- Born: Adelaide T. C. Carpenter June 24, 1944 Georgia, United States
- Died: May 31, 2024 (aged 79)
- Education: North Carolina State University University of Washington (Ph.D.);
- Known for: Discovery of the recombination nodule
- Spouse: Aubrey de Grey ​ ​(m. 1991; div. 2017)​
- Scientific career
- Institutions: University of California, San Diego; University of Cambridge;

= Adelaide Carpenter =

American fruit fly geneticist (1944–2024)

Adelaide T. C. Carpenter (June 24, 1944 – May 31, 2024) was an American fruit fly geneticist at the University of Cambridge.

==Biography==
Carpenter was born 24 June 1944, in Georgia, United States and grew up in North Carolina. She started graduate studies of the Genetics Department at the University of Washington, Seattle, in 1966. This was funded by a National Science Foundation Graduate Fellowship.

In the 1970s, whilst at the University of Washington, she was one of the numerous graduate students mentored by geneticist Larry Sandler.
In 1976, she obtained a faculty position at the University of California, San Diego. She was the first woman at the university to be promoted to full professor. In 1989, after becoming full professor, she took a second sabbatical in the United Kingdom and became a part of the Medical Research Council Laboratory of Molecular Biology in Cambridge, England.

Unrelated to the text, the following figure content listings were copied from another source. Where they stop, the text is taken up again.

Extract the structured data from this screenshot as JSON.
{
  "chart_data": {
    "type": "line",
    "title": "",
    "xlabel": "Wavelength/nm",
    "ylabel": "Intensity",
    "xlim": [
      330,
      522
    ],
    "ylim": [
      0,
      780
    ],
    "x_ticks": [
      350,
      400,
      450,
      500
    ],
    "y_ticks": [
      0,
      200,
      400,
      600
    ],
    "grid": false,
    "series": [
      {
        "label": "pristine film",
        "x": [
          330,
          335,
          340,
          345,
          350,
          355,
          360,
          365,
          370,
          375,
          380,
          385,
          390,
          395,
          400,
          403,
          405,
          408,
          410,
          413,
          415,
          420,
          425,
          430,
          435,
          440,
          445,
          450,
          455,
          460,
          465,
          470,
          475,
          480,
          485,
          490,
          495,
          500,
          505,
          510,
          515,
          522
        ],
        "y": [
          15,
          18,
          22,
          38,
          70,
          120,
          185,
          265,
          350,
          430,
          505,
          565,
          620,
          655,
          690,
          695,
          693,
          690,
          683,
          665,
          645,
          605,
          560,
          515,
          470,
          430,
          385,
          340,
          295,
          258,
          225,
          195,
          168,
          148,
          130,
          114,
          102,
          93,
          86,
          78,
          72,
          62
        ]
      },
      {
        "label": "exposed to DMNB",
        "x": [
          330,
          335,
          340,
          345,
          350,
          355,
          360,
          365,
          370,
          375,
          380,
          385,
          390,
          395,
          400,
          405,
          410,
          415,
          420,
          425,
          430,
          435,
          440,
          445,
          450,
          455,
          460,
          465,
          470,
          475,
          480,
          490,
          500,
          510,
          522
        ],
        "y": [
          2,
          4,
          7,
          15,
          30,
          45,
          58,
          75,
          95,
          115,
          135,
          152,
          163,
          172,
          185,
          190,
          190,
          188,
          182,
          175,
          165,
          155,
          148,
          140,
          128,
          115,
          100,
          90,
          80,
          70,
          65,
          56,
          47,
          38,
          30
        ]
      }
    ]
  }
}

She later join the University of Cambridge laboratory of biologist Michael Ashburner, and had remained in Cambridge for over 30 years. Along with Ashburner’s lab, she would later work with the labs of geneticist David Glover, and finally with the lab of Felipe Teixeira.

Carpenter died on May 31, 2024.

==Scientific work==
In 1975, Carpenter discovered and published a paper on the recombination nodule, an organelle that mediates meiotic recombination.